Consider the partition of A as the\(2 \times 2\) block diagonal matrix shown below.So, the \(\left( {2,2} \right)\)-block is a block-diagonal matrix.

\(\begin{gathered}A = \left[ {\begin{array}{*{20}{c}} 1&2& & 0&0&0 \\ 3&5& & 0&0&0 \\ \hline 0&0& & 2&0&0 \\ 0&0& & 0&7&8 \\ 0&0& & 0&5&6 \end{array}} \right] \\ = \left[ {\begin{array}{*{20}{c}} {{A_{11}}}& & 0 \\ \hline 0&& {{A_{22}}} \end{array}} \right] \\ \end{gathered} \)

Here,{A_{22}} = \(\left[ {\begin{array}{*{20}{c}}2& & 0&0 \\ \hline0& & 7&8 \\ 0& & 5&6 \end{array}} \right] = \left[ {\begin{array}{*{20}{c}} 2&0 \\ 0&B \end{array}} \right]\)

.

It is observed that \(B\) is invertible, and the inverse of Bis shown below.

\(\begin{array}{c}{B^{ - 1}} = \frac{1}{2}\left[ {\begin{array}{*{20}{c}}6&{ - 8}\\{ - 5}&7\end{array}} \right]\\ = \left[ {\begin{array}{*{20}{c}}3&{ - 4}\\{ - 2.5}&{3.5}\end{array}} \right]\end{array}\)

Exercise 13 shows that the block diagonal matrix \({A_{22}}\) is invertible.

It is observed that \({A_{11}}\) is also invertible.The inverse of \({A_{11}}\) is shown below.

\(\begin{array}{c}{A_{11}} = \frac{1}{{ - 1}}\left[ {\begin{array}{*{20}{c}}5&{ - 2}\\{ - 3}&1\end{array}} \right]\\ = \left[ {\begin{array}{*{20}{c}}{ - 5}&2\\3&{ - 1}\end{array}} \right]\end{array}\)

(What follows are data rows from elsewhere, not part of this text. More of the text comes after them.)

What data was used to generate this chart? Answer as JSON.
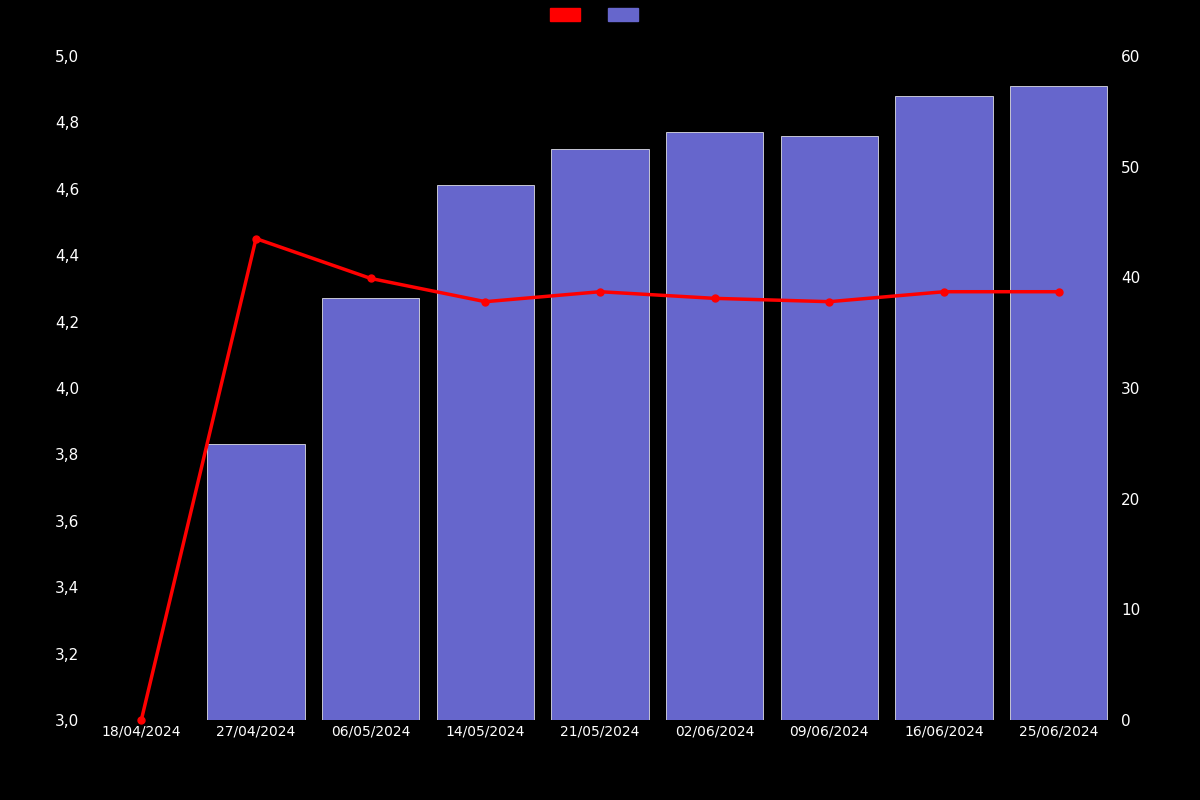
{
  "categories": [
    "18/04/2024",
    "27/04/2024",
    "06/05/2024",
    "14/05/2024",
    "21/05/2024",
    "02/06/2024",
    "09/06/2024",
    "16/06/2024",
    "25/06/2024"
  ],
  "bar_values": [
    null,
    3.83,
    4.27,
    4.61,
    4.72,
    4.77,
    4.76,
    4.88,
    4.91
  ],
  "line_values": [
    3.0,
    4.45,
    4.33,
    4.26,
    4.29,
    4.27,
    4.26,
    4.29,
    4.29
  ],
  "bar_color": "#6666cc",
  "line_color": "#ff0000",
  "background_color": "#000000",
  "text_color": "#ffffff",
  "ylim_left": [
    3.0,
    5.0
  ],
  "ylim_right": [
    0,
    60
  ],
  "yticks_left": [
    3.0,
    3.2,
    3.4,
    3.6,
    3.8,
    4.0,
    4.2,
    4.4,
    4.6,
    4.8,
    5.0
  ],
  "yticks_right": [
    0,
    10,
    20,
    30,
    40,
    50,
    60
  ],
  "figsize": [
    12.0,
    8.0
  ],
  "dpi": 100,
  "bar_width": 0.85
}
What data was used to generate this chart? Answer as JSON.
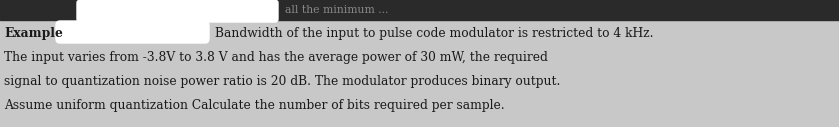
{
  "background_color": "#c8c8c8",
  "top_bar_color": "#2a2a2a",
  "white_block_color": "#ffffff",
  "lines": [
    "Bandwidth of the input to pulse code modulator is restricted to 4 kHz.",
    "The input varies from -3.8V to 3.8 V and has the average power of 30 mW, the required",
    "signal to quantization noise power ratio is 20 dB. The modulator produces binary output.",
    "Assume uniform quantization Calculate the number of bits required per sample."
  ],
  "example_label": "Example",
  "top_partial_text": "all the minimum ...",
  "font_size": 8.8,
  "fig_width": 8.39,
  "fig_height": 1.27,
  "dpi": 100
}
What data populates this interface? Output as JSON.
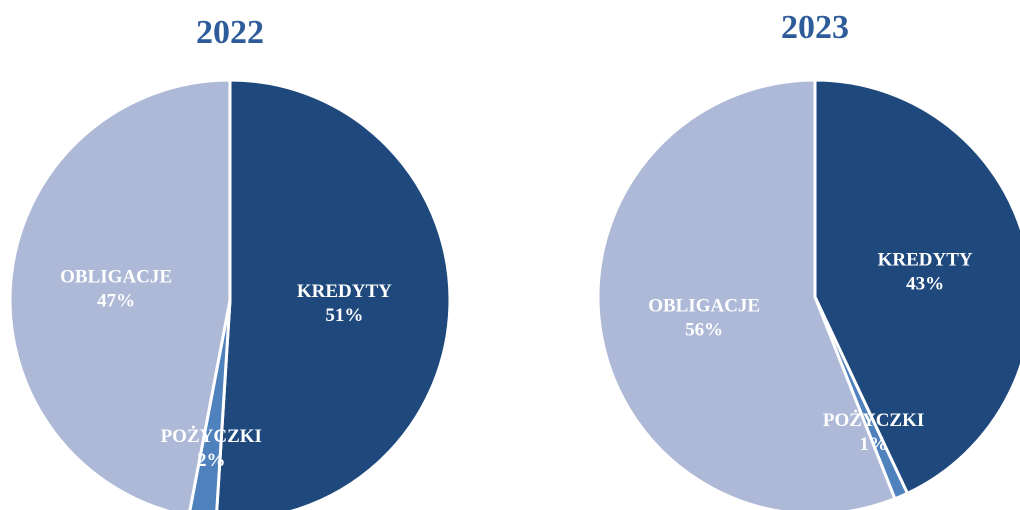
{
  "chart_data": [
    {
      "type": "pie",
      "title": "2022",
      "categories": [
        "KREDYTY",
        "POŻYCZKI",
        "OBLIGACJE"
      ],
      "values": [
        51,
        2,
        47
      ],
      "value_labels": [
        "51%",
        "2%",
        "47%"
      ],
      "colors": [
        "#1f497d",
        "#4f81bd",
        "#adb9d6"
      ]
    },
    {
      "type": "pie",
      "title": "2023",
      "categories": [
        "KREDYTY",
        "POŻYCZKI",
        "OBLIGACJE"
      ],
      "values": [
        43,
        1,
        56
      ],
      "value_labels": [
        "43%",
        "1%",
        "56%"
      ],
      "colors": [
        "#1f497d",
        "#4f81bd",
        "#adb9d6"
      ]
    }
  ]
}
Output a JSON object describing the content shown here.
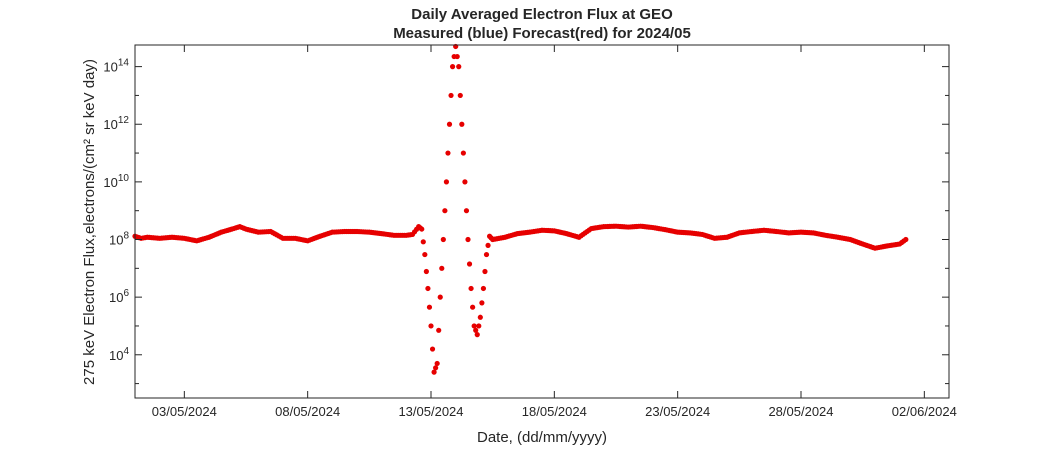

From exercise 13,\(A\)itself is invertible, and the inverse of Ais block diagonal.

\(\begin{gathered} {A^{ - 1}} = \left[ {\begin{array}{*{20}{c}} {A_{11}^{ - 1}}&0 \\ 0&{A_{22}^{ - 1}} \end{array}} \right] \\ = \left[ {\begin{array}{*{20}{c}}{ - 5}&2& & {}&{}&{} \\ 3&{ - 1}& & {}&{\begin{array}{*{20}{c}}0 \\ {} \end{array}}&{} \\ \hline{}&{}& & {.5}&0&0 \\ {}&{\begin{array}{*{20}{c}}0&{} \end{array}}& & 0&3&{ - 4} \\ {}&{}& & 0&{ - 2.5}&{3.5} \end{array}} \right] \\ = \left[ {\begin{array}{*{20}{c}} { - 5}&2&0&0&0 \\ 3&{ - 1}&0&0&0 \\ 0&0&{.5}&0&0 \\ 0&0&0&3&{ - 4} \\ 0&0&0&{ - 2.5}&{3.5} \end{array}} \right] \\ \end{gathered}\)

Thus, the inverse of Ais \({A^{ - 1}} = \left[ {\begin{array}{*{20}{c}}{ - 5}&2&0&0&0\\3&{ - 1}&0&0&0\\0&0&{.5}&0&0\\0&0&0&3&{ - 4}\\0&0&0&{ - 2.5}&{3.5}\end{array}} \right]\).